The ceiling on bank credit linked to Net Owned Fund (NOF) of NBFCs has been withdrawn in respect of all NBFCs which are statutorily registered with RBI and are engaged in principal business of asset financing, loan, factoring and investment activities.

 Accordingly, banks may extend need based working capital facilities as well as term loans to all NBFCs registered with RBI and engaged in infrastructure financing, equipment leasing, hire-purchase, loan, factoring and investment activities.

The following activities undertaken by NBFCs, are not eligible for bank credit:

  • Bills discounted / rediscounted by NBFCs, except for rediscounting of bills discounted by NBFCs arising from sale of commercial vehicles (including light commercial vehicles), and two wheeler and three wheeler vehicles, with certain conditions
  • Investments of NBFCs both of current and long-term nature, in any company / entity by way of shares, debentures, etc. However, Stock Broking Companies may be provided need-based credit against shares and debentures held by them as stock-in-trade.
  • Unsecured loans / inter-corporate deposits by NBFCs to / in any company.
  • All types of loans and advances by NBFCs to their subsidiaries, group companies / entities.
  • Finance to NBFCs for further lending to individuals for subscribing to Initial Public Offerings (IPOs) and for purchase of shares from secondary market.
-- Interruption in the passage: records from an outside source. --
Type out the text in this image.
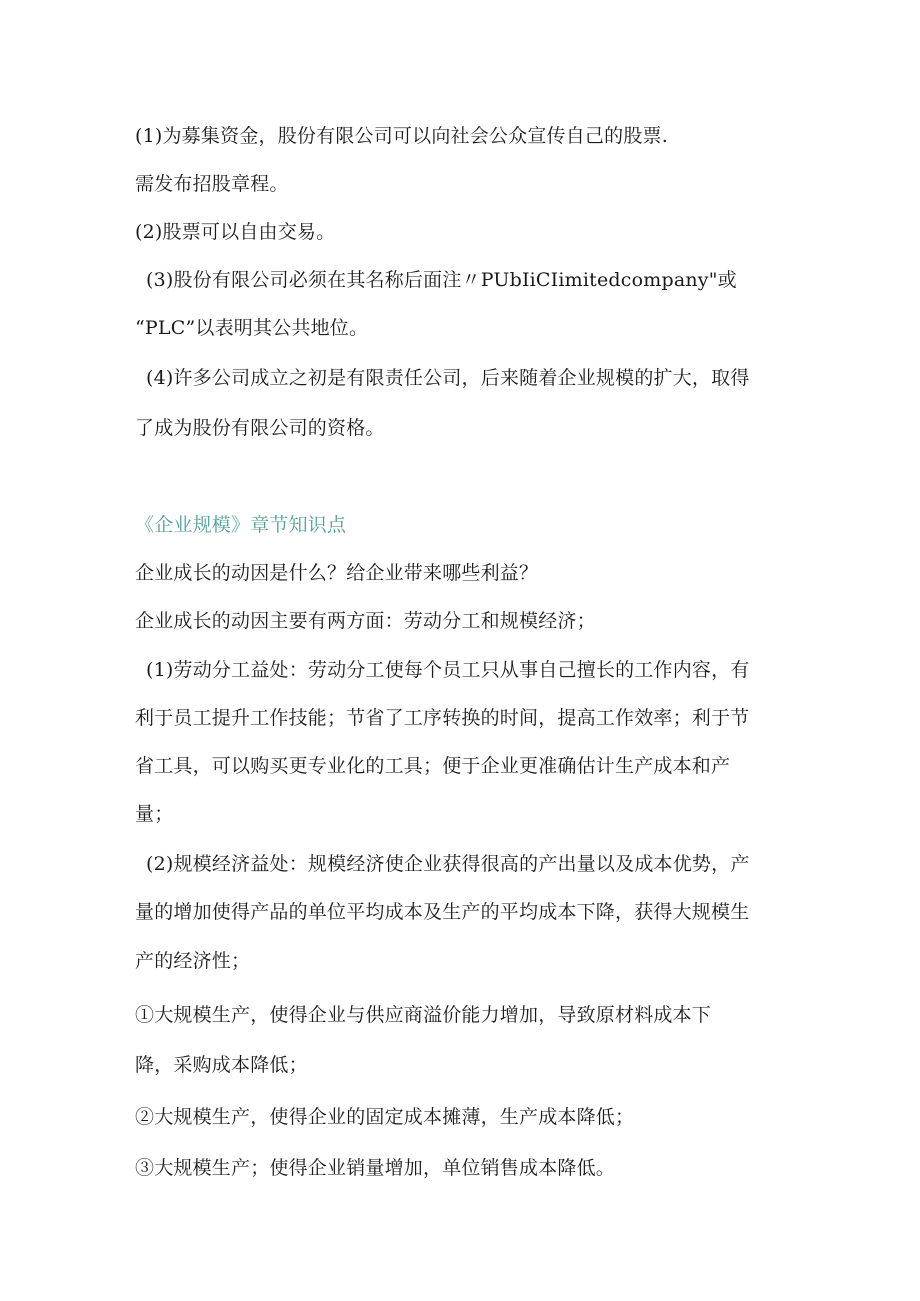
(1)为募集资金，股份有限公司可以向社会公众宣传自己的股票.
需发布招股章程。
(2)股票可以自由交易。
(3)股份有限公司必须在其名称后面注〃PUbIiCIimitedcompany"或
“PLC”以表明其公共地位。
(4)许多公司成立之初是有限责任公司，后来随着企业规模的扩大，取得
了成为股份有限公司的资格。
《企业规模》章节知识点
企业成长的动因是什么？给企业带来哪些利益？
企业成长的动因主要有两方面：劳动分工和规模经济；
(1)劳动分工益处：劳动分工使每个员工只从事自己擅长的工作内容，有
利于员工提升工作技能；节省了工序转换的时间，提高工作效率；利于节
省工具，可以购买更专业化的工具；便于企业更准确估计生产成本和产
量；
(2)规模经济益处：规模经济使企业获得很高的产出量以及成本优势，产
量的增加使得产品的单位平均成本及生产的平均成本下降，获得大规模生
产的经济性；
①大规模生产，使得企业与供应商溢价能力增加，导致原材料成本下
降，采购成本降低；
②大规模生产，使得企业的固定成本摊薄，生产成本降低；
③大规模生产；使得企业销量增加，单位销售成本降低。
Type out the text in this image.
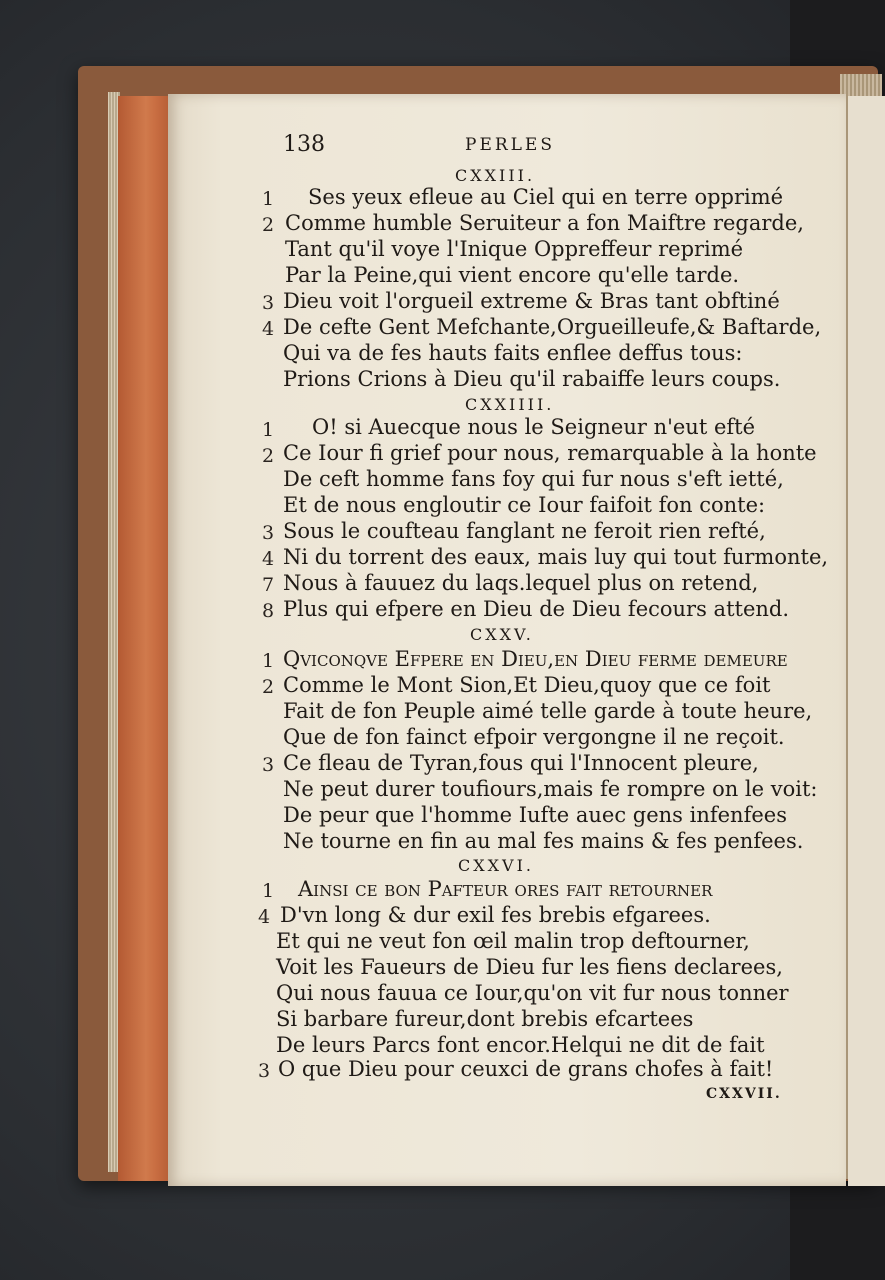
138	PERLES
CXXIII.
1 Ses yeux efleue au Ciel qui en terre opprimé
2 Comme humble Seruiteur a fon Maiftre regarde,
Tant qu'il voye l'Inique Oppreffeur reprimé
Par la Peine,qui vient encore qu'elle tarde.
3 Dieu voit l'orgueil extreme & Bras tant obftiné
4 De cefte Gent Mefchante,Orgueilleufe,& Baftarde,
Qui va de fes hauts faits enflee deffus tous:
Prions Crions à Dieu qu'il rabaiffe leurs coups.
CXXIIII.
1 O! si Auecque nous le Seigneur n'eut efté
2 Ce Iour fi grief pour nous, remarquable à la honte
De ceft homme fans foy qui fur nous s'eft ietté,
Et de nous engloutir ce Iour faifoit fon conte:
3 Sous le coufteau fanglant ne feroit rien refté,
4 Ni du torrent des eaux, mais luy qui tout furmonte,
7 Nous à fauuez du laqs.lequel plus on retend,
8 Plus qui efpere en Dieu de Dieu fecours attend.
CXXV.
1 Qviconqve Efpere en Dieu,en Dieu ferme demeure
2 Comme le Mont Sion,Et Dieu,quoy que ce foit
Fait de fon Peuple aimé telle garde à toute heure,
Que de fon fainct efpoir vergongne il ne reçoit.
3 Ce fleau de Tyran,fous qui l'Innocent pleure,
Ne peut durer toufiours,mais fe rompre on le voit:
De peur que l'homme Iufte auec gens infenfees
Ne tourne en fin au mal fes mains & fes penfees.
CXXVI.
1 Ainsi ce bon Pafteur ores fait retourner
4 D'vn long & dur exil fes brebis efgarees.
Et qui ne veut fon œil malin trop deftourner,
Voit les Faueurs de Dieu fur les fiens declarees,
Qui nous fauua ce Iour,qu'on vit fur nous tonner
Si barbare fureur,dont brebis efcartees
De leurs Parcs font encor.Helqui ne dit de fait
3 O que Dieu pour ceuxci de grans chofes à fait!
CXXVII.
Banks should not execute guarantees covering inter-company deposits / loans thereby guaranteeing refund of deposits / loans accepted by NBFCs / firms from other NBFCs / firms. The restriction would cover all types of deposits / loans irrespective of their source, including deposits / loans received by NBFCs from trusts and other institutions.

Further Banks should not invest in Zero Coupon Bonds (ZCBs) issued by NBFCs unless the issuer NBFC builds up sinking fund for all accrued interest and keeps it invested in liquid investments / securities (Government bonds).